子宮化忌の貪狼は、女命に最も適さず、もし夫妻宮がこの星曜に拱照されれば、結婚には必ず失意が多い。
一般的に、貪狼化忌は争奪も表すため、破軍化祿の同宮加会があっても、このような性質を改変することはできない。破軍化祿が象徴するのは開創で、それ自体が争奪の意味を持っているからである。推断する場合、注意すべきは主動と被動の区別で、一般的な原則は、刑煞虚耗諸曜を見れば、それは被動を表すため、競争者の挙措を留意する必要がある。
もし貪狼が忌星に変わり、また桃花昌曲諸曜を見たら、しばしば愛情上の争奪を表す。女命が、命宮でこの組星曜に逢えば、感情問題に注意しなくてはならない。主動か被動かを問わず、悪い影響が生じやすく、他人にとっても自分にとっても役に立たないからである。
「羊陀夾忌」の状況下では、貪狼化忌は人に支配されることを表す。この時に貪狼は必ず子宮にあり、祿存が同度して、さらに破軍化祿が会するといえども、美しくはない。命宮にこうした状況があるのは良くない;事業宮では、生涯にわたってビジネスに変化が多いことを表し、最終的に固定した発展目標がなく、星曜が良好でも見かけ倒しを意味するだけである。
六親宮垣の貪狼化忌は、いずれも程度の異なる欠陥を象徴する。特に夫妻宮・福徳宮では、往々にして言葉に出して言えないことを表し、当事者の一生の苦痛になる。
貪狼化忌と火鈴の同度は、分離の兆しで、分離時期の長短は、流年を詳細に調べて決める。

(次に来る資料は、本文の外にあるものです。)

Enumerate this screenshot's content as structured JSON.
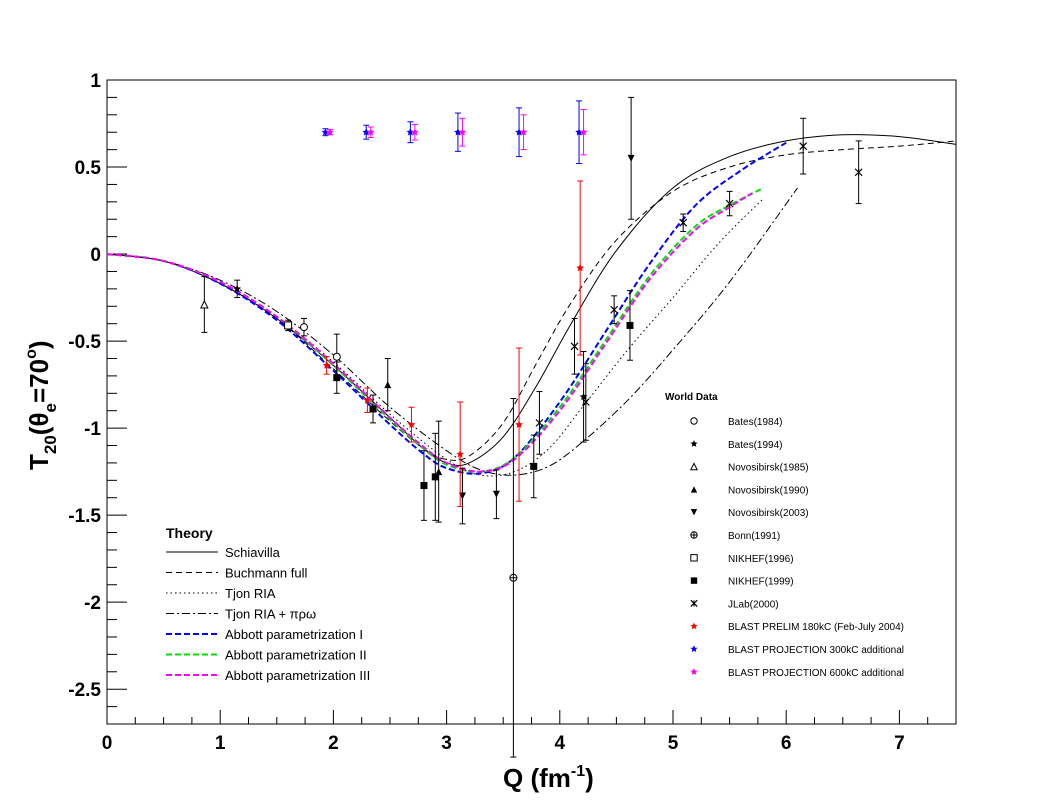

もし六親宮垣に貪狼化忌と陀羅の同行を見るなら、それは感情や思想が通じにくいことを意味する。だから子女宮にこれを見たら、肉親の感情に隔たりが多い。後天的な人間関係のフォローが非常に重要になる。
交友宮(奴僕宮)に貪狼化忌を見るのは、部下が反逆したり、親しい信頼できる人が独り立ちして、自分のライバルになったりすることを表すため、最も不吉である。
疾厄宮の貪狼化忌は、女命であれば、婦人科の病気を防ぐ必要があり、また子宮の不正によって育ちにくいことも表す。
もし貪狼化忌と廉貞化忌が沖会したら、それは性病か、生殖器官の様々な疾患である。